How drug prices are set in the US is a mysterious black box. When rationalizing their lofty price tags, one of the most common reasons pharmaceutical companies will cite is that a high price is needed to make good on the money invested in research and development. 

But is that true? “You hear it so much,” says Olivier Wouters, an assistant professor of health policy at the London School of Economics and Political Science. “That’s why I was like, well, let’s get some data, because I don’t believe it. I don’t think anyone believes it.”

So Wouters did just that. In September 2022, he and his colleagues published a new paper in JAMA that took this simple argument and put it to the test. In the study, they looked at the 60 drugs that had been approved by the US Food and Drug Administration (FDA) between 2009 and 2018 for which there was publicly available information about both R&D spending and pricing. And then they matched up the figures. “Essentially, it was like investigative journalism—check all the receipts, trace back in time on what they spend,” he says. If it were the case that R&D spending was the reason behind high drug prices, you’d expect to see a high correlation between the two. Instead, they found no correlation. 
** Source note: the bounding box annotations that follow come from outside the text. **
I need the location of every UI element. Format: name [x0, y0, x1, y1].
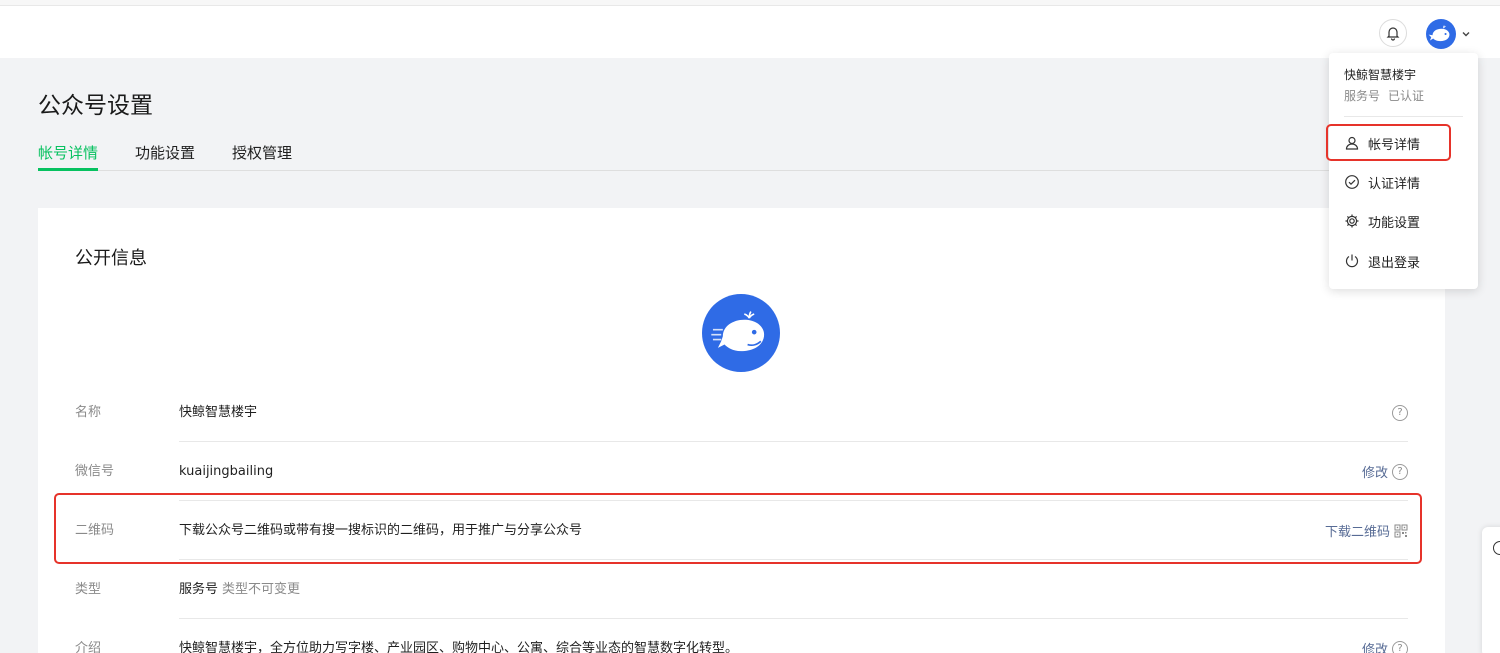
row-value: 下载公众号二维码或带有搜一搜标识的二维码，用于推广与分享公众号: [179, 501, 582, 560]
dropdown-item-label: 退出登录: [1368, 255, 1421, 271]
tab-bar: 帐号详情 功能设置 授权管理: [38, 132, 1442, 171]
tab-authorization[interactable]: 授权管理: [232, 142, 292, 163]
account-avatar[interactable]: [1426, 19, 1456, 49]
row-label: 类型: [75, 582, 102, 597]
account-dropdown-menu: 快鲸智慧楼宇 服务号 已认证 帐号详情 认证详情 功能设置 退出登录: [1329, 53, 1478, 289]
power-icon: [1345, 254, 1359, 268]
row-label: 名称: [75, 405, 102, 420]
row-label: 二维码: [75, 523, 115, 538]
dropdown-item-label: 帐号详情: [1368, 137, 1421, 153]
intro-action[interactable]: 修改 ?: [1362, 619, 1408, 653]
name-help-action[interactable]: ?: [1392, 383, 1408, 442]
modify-link[interactable]: 修改: [1362, 462, 1388, 481]
dropdown-account-type: 服务号: [1344, 89, 1381, 103]
dropdown-item-logout[interactable]: 退出登录: [1344, 249, 1420, 273]
dropdown-item-label: 功能设置: [1368, 215, 1421, 231]
dropdown-item-account-details[interactable]: 帐号详情: [1344, 131, 1420, 155]
wechat-id-value: kuaijingbailing: [179, 464, 274, 479]
whale-logo-icon: [711, 311, 765, 352]
chevron-down-icon[interactable]: [1460, 28, 1472, 40]
floating-help-widget[interactable]: [1482, 527, 1500, 653]
page-title: 公众号设置: [38, 93, 153, 119]
info-row-intro: 介绍 快鲸智慧楼宇，全方位助力写字楼、产业园区、购物中心、公寓、综合等业态的智慧…: [75, 619, 1408, 653]
account-logo: [702, 294, 780, 372]
user-icon: [1345, 136, 1359, 150]
help-icon[interactable]: ?: [1392, 640, 1408, 653]
tab-account-details[interactable]: 帐号详情: [38, 142, 98, 163]
top-bar: [0, 0, 1500, 58]
row-label: 微信号: [75, 464, 115, 479]
check-circle-icon: [1345, 175, 1359, 189]
info-row-name: 名称 快鲸智慧楼宇 ?: [75, 383, 1408, 442]
dropdown-account-meta: 服务号 已认证: [1344, 87, 1432, 104]
account-name-value: 快鲸智慧楼宇: [179, 405, 258, 420]
section-title: 公开信息: [75, 248, 147, 269]
wechat-id-action[interactable]: 修改 ?: [1362, 442, 1408, 501]
qrcode-icon[interactable]: [1394, 524, 1408, 538]
dropdown-item-verification-details[interactable]: 认证详情: [1344, 170, 1420, 194]
dropdown-item-label: 认证详情: [1368, 176, 1421, 192]
row-label: 介绍: [75, 641, 102, 653]
info-row-type: 类型 服务号 类型不可变更: [75, 560, 1408, 619]
row-value: kuaijingbailing: [179, 442, 273, 501]
dropdown-verified-status: 已认证: [1388, 89, 1425, 103]
download-qrcode-link[interactable]: 下载二维码: [1325, 521, 1390, 540]
type-note: 类型不可变更: [222, 582, 301, 597]
dropdown-item-feature-settings[interactable]: 功能设置: [1344, 209, 1420, 233]
tab-feature-settings[interactable]: 功能设置: [135, 142, 195, 163]
whale-logo-icon: [1428, 25, 1450, 42]
row-value: 快鲸智慧楼宇: [179, 383, 257, 442]
public-info-card: 公开信息 名称 快鲸智慧楼宇 ? 微信号 kuaijingbailing 修改 …: [38, 208, 1445, 653]
row-value: 服务号 类型不可变更: [179, 560, 300, 619]
row-value: 快鲸智慧楼宇，全方位助力写字楼、产业园区、购物中心、公寓、综合等业态的智慧数字化…: [179, 619, 738, 653]
dropdown-divider: [1344, 116, 1463, 117]
dropdown-account-name: 快鲸智慧楼宇: [1344, 68, 1417, 82]
qrcode-description: 下载公众号二维码或带有搜一搜标识的二维码，用于推广与分享公众号: [179, 523, 583, 538]
active-tab-indicator: [38, 168, 98, 171]
intro-value: 快鲸智慧楼宇，全方位助力写字楼、产业园区、购物中心、公寓、综合等业态的智慧数字化…: [179, 641, 739, 653]
account-type-value: 服务号: [179, 582, 219, 597]
download-qrcode-action[interactable]: 下载二维码: [1325, 501, 1408, 560]
widget-circle-icon: [1493, 541, 1500, 555]
help-icon[interactable]: ?: [1392, 463, 1408, 480]
modify-link[interactable]: 修改: [1362, 639, 1388, 653]
info-row-wechat-id: 微信号 kuaijingbailing 修改 ?: [75, 442, 1408, 501]
help-icon[interactable]: ?: [1392, 404, 1408, 421]
gear-icon: [1345, 214, 1359, 228]
bell-icon[interactable]: [1379, 19, 1407, 47]
info-row-qrcode: 二维码 下载公众号二维码或带有搜一搜标识的二维码，用于推广与分享公众号 下载二维…: [75, 501, 1408, 560]
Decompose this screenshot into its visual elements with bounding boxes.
Wouters acknowledges that the sample size in the research is small, but this is because pharmaceutical companies keep most of their financial data under lock and key. If the industry wants to refute the conclusion reached in his paper, then pharmaceutical companies need to make more data available, he says. 

To anybody in the field, the response to the paper’s finding is: Well, duh. We know what drives drug pricing, says Ezekiel Emanuel, chair of the Department of Medical Ethics and Health Policy at the University of Pennsylvania. “It’s, ‘How far can I go? What will the market bear?’” Still, Emanuel says, it’s important to have empirical data like this study to refute the industry’s claim.